21/12/2010

CHAP.4 Stories of Hope, nonsences and Disillusions (Rad Party)

Mon malheur était complexe, et pourtant si simple par rapport aux malheurs du monde. Séparation, disparition, douleur, manque. Tout ça sans raison. Je souffrais depuis bien trop longtemps déjà et je ne savais pas pourquoi. Si j’y pensais, d’une manière précise, je ne savais pas par où commencer. Et j’étais bien obligé, pour donner une image compréhensible de ce qui m’étais arrivé, d’en faire une relation qui sonnait comme un fait divers, comme une lamentable bavure ordinaire, avec ce qu’il faut de détresse pour faire dresser l’oreille d’un quelconque humain, et avec ce qu’il subsiste de dérisoire pour qu’on l’oublie vite…
Je me suis affalé dans mon canapé et poussé les potards de ma chaîne hi-fi sur onze. Les premières notes de « The Proximity Effect », de Nada Surf se sont glissées dans la pièce. Plus mélo, tu meurs. Je me suis allumé une cigarette, dans l’obscurité totale et les volutes se sont mélées à la musique.
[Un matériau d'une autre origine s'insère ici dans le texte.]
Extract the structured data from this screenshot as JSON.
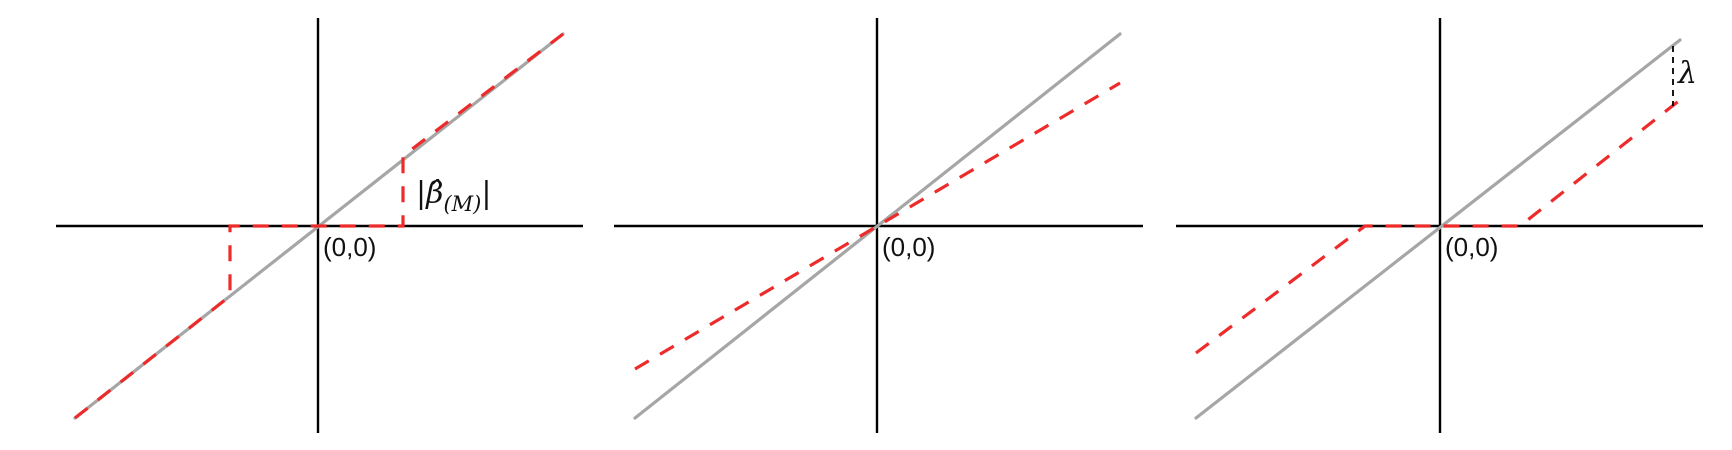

Le moment aurait pu être d’une étrange beauté si il n’avait pas été aussi routinier. Tous les soirs à la fermeture du magasin, je regagnais ma turne, près d’Alésia, je m’enfilais les disques de powerpop par dizaines et je broyais du noir. On se serait cru dans une mauvaise adaptation de Dostoïevski.
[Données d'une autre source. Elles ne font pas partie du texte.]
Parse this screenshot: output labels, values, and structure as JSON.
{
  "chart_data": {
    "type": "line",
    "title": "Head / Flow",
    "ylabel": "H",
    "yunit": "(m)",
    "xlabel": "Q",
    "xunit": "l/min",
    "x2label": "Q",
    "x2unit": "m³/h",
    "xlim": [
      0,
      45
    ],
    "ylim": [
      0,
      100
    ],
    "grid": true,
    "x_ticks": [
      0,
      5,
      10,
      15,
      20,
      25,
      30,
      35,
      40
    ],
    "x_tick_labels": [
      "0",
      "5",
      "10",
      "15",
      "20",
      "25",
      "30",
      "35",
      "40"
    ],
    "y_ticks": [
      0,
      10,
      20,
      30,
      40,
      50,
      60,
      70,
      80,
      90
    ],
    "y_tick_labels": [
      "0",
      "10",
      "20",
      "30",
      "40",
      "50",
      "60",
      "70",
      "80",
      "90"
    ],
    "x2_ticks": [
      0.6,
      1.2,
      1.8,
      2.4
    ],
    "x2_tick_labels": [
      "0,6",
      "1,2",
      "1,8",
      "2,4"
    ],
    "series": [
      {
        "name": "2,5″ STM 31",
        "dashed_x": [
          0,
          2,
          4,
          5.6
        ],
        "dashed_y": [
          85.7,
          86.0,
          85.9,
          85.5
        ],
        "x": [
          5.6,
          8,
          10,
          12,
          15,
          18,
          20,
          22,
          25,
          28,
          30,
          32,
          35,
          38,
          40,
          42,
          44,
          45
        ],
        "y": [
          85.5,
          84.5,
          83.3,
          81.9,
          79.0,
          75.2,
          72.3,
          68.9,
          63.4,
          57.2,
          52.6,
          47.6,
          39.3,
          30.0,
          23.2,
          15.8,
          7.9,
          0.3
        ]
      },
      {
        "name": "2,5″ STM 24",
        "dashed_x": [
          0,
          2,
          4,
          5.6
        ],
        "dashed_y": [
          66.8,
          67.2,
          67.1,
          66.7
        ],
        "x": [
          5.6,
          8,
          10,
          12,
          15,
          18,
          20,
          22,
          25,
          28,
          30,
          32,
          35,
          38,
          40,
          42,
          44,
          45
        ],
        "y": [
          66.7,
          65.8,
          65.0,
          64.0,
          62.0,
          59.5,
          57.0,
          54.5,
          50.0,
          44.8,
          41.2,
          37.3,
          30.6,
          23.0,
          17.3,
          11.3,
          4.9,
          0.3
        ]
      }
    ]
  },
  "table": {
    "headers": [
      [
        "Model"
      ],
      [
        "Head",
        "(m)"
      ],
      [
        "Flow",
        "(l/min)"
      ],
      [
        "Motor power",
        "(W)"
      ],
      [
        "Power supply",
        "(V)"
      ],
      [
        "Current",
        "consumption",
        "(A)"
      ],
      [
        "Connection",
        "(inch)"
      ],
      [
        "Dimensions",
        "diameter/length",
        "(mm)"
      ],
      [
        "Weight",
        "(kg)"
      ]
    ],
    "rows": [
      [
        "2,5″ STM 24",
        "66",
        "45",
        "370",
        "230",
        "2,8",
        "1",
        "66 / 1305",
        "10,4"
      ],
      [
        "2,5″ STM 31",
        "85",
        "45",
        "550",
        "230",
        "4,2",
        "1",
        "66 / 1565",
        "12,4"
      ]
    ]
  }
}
Bien sûr, j’aurait pu tenter de me suicider, pour voir. En finir avec ce qui n’était plus une vie, mais qui l’était encore, puisque j’étais là, dans ce minuscule appartement à la limite de l’insalubre et que c’était donc que j’attendais quelque chose, puisque j’étais là, dans cet appartement.
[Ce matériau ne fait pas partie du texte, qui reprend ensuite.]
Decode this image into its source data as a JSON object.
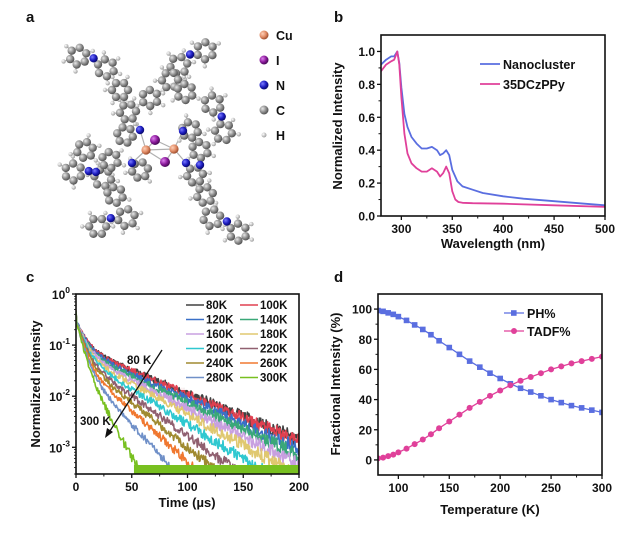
{
  "panels": {
    "a": {
      "label": "a",
      "title": "Molecular structure of the Cu2I2 nanocluster",
      "legend": [
        {
          "symbol": "Cu",
          "color": "#e08a64"
        },
        {
          "symbol": "I",
          "color": "#8a1a9a"
        },
        {
          "symbol": "N",
          "color": "#1c1cc0"
        },
        {
          "symbol": "C",
          "color": "#8c8c8c"
        },
        {
          "symbol": "H",
          "color": "#b8b8b8"
        }
      ]
    },
    "b": {
      "label": "b"
    },
    "c": {
      "label": "c",
      "arrow_start_label": "80 K",
      "arrow_end_label": "300 K"
    },
    "d": {
      "label": "d"
    }
  },
  "chart_data": [
    {
      "panel": "b",
      "type": "line",
      "title": "",
      "xlabel": "Wavelength (nm)",
      "ylabel": "Normalized Intensity",
      "xlim": [
        280,
        500
      ],
      "ylim": [
        0,
        1.1
      ],
      "xticks": [
        300,
        350,
        400,
        450,
        500
      ],
      "yticks": [
        0.0,
        0.2,
        0.4,
        0.6,
        0.8,
        1.0
      ],
      "ytick_labels": [
        "0.0",
        "0.2",
        "0.4",
        "0.6",
        "0.8",
        "1.0"
      ],
      "legend_position": "top-right",
      "series": [
        {
          "name": "Nanocluster",
          "color": "#5a6ee0",
          "x": [
            280,
            285,
            290,
            293,
            296,
            298,
            300,
            303,
            306,
            310,
            315,
            320,
            325,
            330,
            335,
            338,
            341,
            344,
            347,
            350,
            355,
            360,
            370,
            380,
            400,
            420,
            450,
            480,
            500
          ],
          "y": [
            0.92,
            0.95,
            0.97,
            0.97,
            1.0,
            0.93,
            0.78,
            0.62,
            0.54,
            0.48,
            0.44,
            0.41,
            0.41,
            0.42,
            0.4,
            0.37,
            0.38,
            0.4,
            0.37,
            0.28,
            0.21,
            0.18,
            0.16,
            0.14,
            0.12,
            0.105,
            0.09,
            0.075,
            0.065
          ]
        },
        {
          "name": "35DCzPPy",
          "color": "#e0409a",
          "x": [
            280,
            285,
            290,
            293,
            296,
            298,
            300,
            303,
            306,
            310,
            315,
            320,
            325,
            330,
            335,
            338,
            341,
            344,
            347,
            350,
            353,
            356,
            360,
            370,
            400,
            450,
            500
          ],
          "y": [
            0.88,
            0.92,
            0.94,
            0.95,
            1.0,
            0.92,
            0.72,
            0.5,
            0.38,
            0.32,
            0.29,
            0.27,
            0.27,
            0.29,
            0.27,
            0.24,
            0.26,
            0.3,
            0.26,
            0.15,
            0.1,
            0.085,
            0.08,
            0.078,
            0.075,
            0.065,
            0.055
          ]
        }
      ]
    },
    {
      "panel": "c",
      "type": "line",
      "title": "",
      "xlabel": "Time (µs)",
      "ylabel": "Normalized Intensity",
      "yscale": "log",
      "xlim": [
        0,
        200
      ],
      "ylim": [
        0.0003,
        1
      ],
      "xticks": [
        0,
        50,
        100,
        150,
        200
      ],
      "yticks": [
        1,
        0.1,
        0.01,
        0.001
      ],
      "ytick_labels": [
        [
          "10",
          "0"
        ],
        [
          "10",
          "-1"
        ],
        [
          "10",
          "-2"
        ],
        [
          "10",
          "-3"
        ]
      ],
      "legend_position": "top-right",
      "legend_columns": 2,
      "series": [
        {
          "name": "80K",
          "color": "#404040",
          "tau_fast": 7,
          "tau_slow": 48,
          "a_slow": 0.09
        },
        {
          "name": "100K",
          "color": "#e04050",
          "tau_fast": 7,
          "tau_slow": 47,
          "a_slow": 0.09
        },
        {
          "name": "120K",
          "color": "#3a70c8",
          "tau_fast": 7,
          "tau_slow": 44,
          "a_slow": 0.085
        },
        {
          "name": "140K",
          "color": "#3aa878",
          "tau_fast": 6.5,
          "tau_slow": 42,
          "a_slow": 0.08
        },
        {
          "name": "160K",
          "color": "#c8a0e0",
          "tau_fast": 6.5,
          "tau_slow": 39,
          "a_slow": 0.075
        },
        {
          "name": "180K",
          "color": "#e0c870",
          "tau_fast": 6,
          "tau_slow": 36,
          "a_slow": 0.07
        },
        {
          "name": "200K",
          "color": "#30c8d0",
          "tau_fast": 6,
          "tau_slow": 32,
          "a_slow": 0.065
        },
        {
          "name": "220K",
          "color": "#906070",
          "tau_fast": 5.5,
          "tau_slow": 28,
          "a_slow": 0.06
        },
        {
          "name": "240K",
          "color": "#a08a30",
          "tau_fast": 5.5,
          "tau_slow": 25,
          "a_slow": 0.055
        },
        {
          "name": "260K",
          "color": "#f07830",
          "tau_fast": 5,
          "tau_slow": 22,
          "a_slow": 0.05
        },
        {
          "name": "280K",
          "color": "#7090c8",
          "tau_fast": 5,
          "tau_slow": 18,
          "a_slow": 0.045
        },
        {
          "name": "300K",
          "color": "#78c020",
          "tau_fast": 4.5,
          "tau_slow": 11,
          "a_slow": 0.06
        }
      ],
      "annotations": [
        {
          "text": "80 K",
          "type": "arrow-start"
        },
        {
          "text": "300 K",
          "type": "arrow-end"
        }
      ]
    },
    {
      "panel": "d",
      "type": "line",
      "title": "",
      "xlabel": "Temperature (K)",
      "ylabel": "Fractional Intensity (%)",
      "xlim": [
        80,
        300
      ],
      "ylim": [
        -10,
        110
      ],
      "xticks": [
        100,
        150,
        200,
        250,
        300
      ],
      "yticks": [
        0,
        20,
        40,
        60,
        80,
        100
      ],
      "legend_position": "top-right",
      "x": [
        80,
        85,
        90,
        95,
        100,
        108,
        116,
        124,
        132,
        140,
        150,
        160,
        170,
        180,
        190,
        200,
        210,
        220,
        230,
        240,
        250,
        260,
        270,
        280,
        290,
        300
      ],
      "series": [
        {
          "name": "PH%",
          "color": "#5a6ee0",
          "marker": "square",
          "values": [
            99,
            98.5,
            97.5,
            96.5,
            95,
            92.5,
            89.5,
            86.5,
            83,
            79,
            74.5,
            70,
            65.5,
            61.5,
            57.5,
            54,
            50.5,
            47.5,
            45,
            42.5,
            40,
            38,
            36,
            34.5,
            33,
            31.5
          ]
        },
        {
          "name": "TADF%",
          "color": "#e0409a",
          "marker": "circle",
          "values": [
            1,
            1.5,
            2.5,
            3.5,
            5,
            7.5,
            10.5,
            13.5,
            17,
            21,
            25.5,
            30,
            34.5,
            38.5,
            42.5,
            46,
            49.5,
            52.5,
            55,
            57.5,
            60,
            62,
            64,
            65.5,
            67,
            68.5
          ]
        }
      ]
    }
  ]
}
Ma relation avec Inês avait duré trois ans. On s’était même marié, un an presque.
Une vieille histoire, à mon échelle, au moins aussi ancienne que ma passion viscérale pour le punk rock. Trois ans de bonheur un peu replet, quand on approche de la trentaine sans vraiment avoir les couilles d’embrasser ce cap fatidique, qui nous gonfle tellement, pourtant, dans les comédies françaises avec Romain Duris. Mais on apprend à se persuader d’être heureux, on se donnait les moyens d’être bien, un intime réglé, une connivence maîtrisée, la joie du calme. Ma musique, bien sûr, quelques coups de riffs dans le quotidien, cette occupation qui faisait couler le temps plus vite et ces préoccupations que nous partagions.
Et puis tout s’était effrité lentement, une érosion au ralenti. Et elle était partie, c’est aussi con que ça. Je me retrouvais seul, dans l’appartement parisien, je me refaisais des marques, je réapprenais à manger froid et mal, j’écoutais très fort, les disques de crust-hardcore qu’Inês ne supportait pas, je sortais beaucoup en cherchant à me persuader qu’on est mieux seul, au cinéma.
J’avais violemment plongé dans le désespoir, la tête sous l’eau, j’avais mis trois mois à boire ma douleur, mais avec, derrière la tête, comme un virus, cette mauvaise pensée, elle avait payé et perdu, je venais de perdre une femme, un amour qui n’était pa complètement parfait, puisque tout ça était terminé.
Et puis, petit à petit, j’avais réglé ce substrat des souvenirs vivaces d’Inês et j’avais décidé de bosser. D’abord trois morceaux de folk sous méthadone que j’avais produit avec quelques économies, puis la reprise de la boutique, anciennement antiquaire de la rue des Cannettes. Je décidais de tenter, de chercher la seule solution pour redevenir neuf, pour me restructurer, pour affronter à nouveau le temps.
Et j’ai eu le temps de ressasser, dans le vague, le vide, le presque-rien ou l‘à-peu-près, Rien ne tenait. A part l’amour. Une histoire d’amour, le coup de foudre, un truc tout bête. C’était la seule solution, la seule réalité qui justifiait son départ.
Alors, on ne se suicide pas pour ça.
Pour ne pas avoir à repleurer, en pensant à ses bras enlaçant ma taille, à l’oreiller toujours en travers, à ses débardeurs noir, ceux qu’elle ne mettait que la nuit, la bouteille de Coca Light près du lit, aux disques mille fois écouté, je suis ressorti.
Il fallait bien commencer.
Personne ne le ferait à ma place.
J’ai avalé un café au petit bar, presque au pied de l’immeuble. Peu de monde. Au mur des paysages colorés et des photos de Capa. Et j’ai encore mis un petit moment à griffonner BALKANS sur un coin de nappe.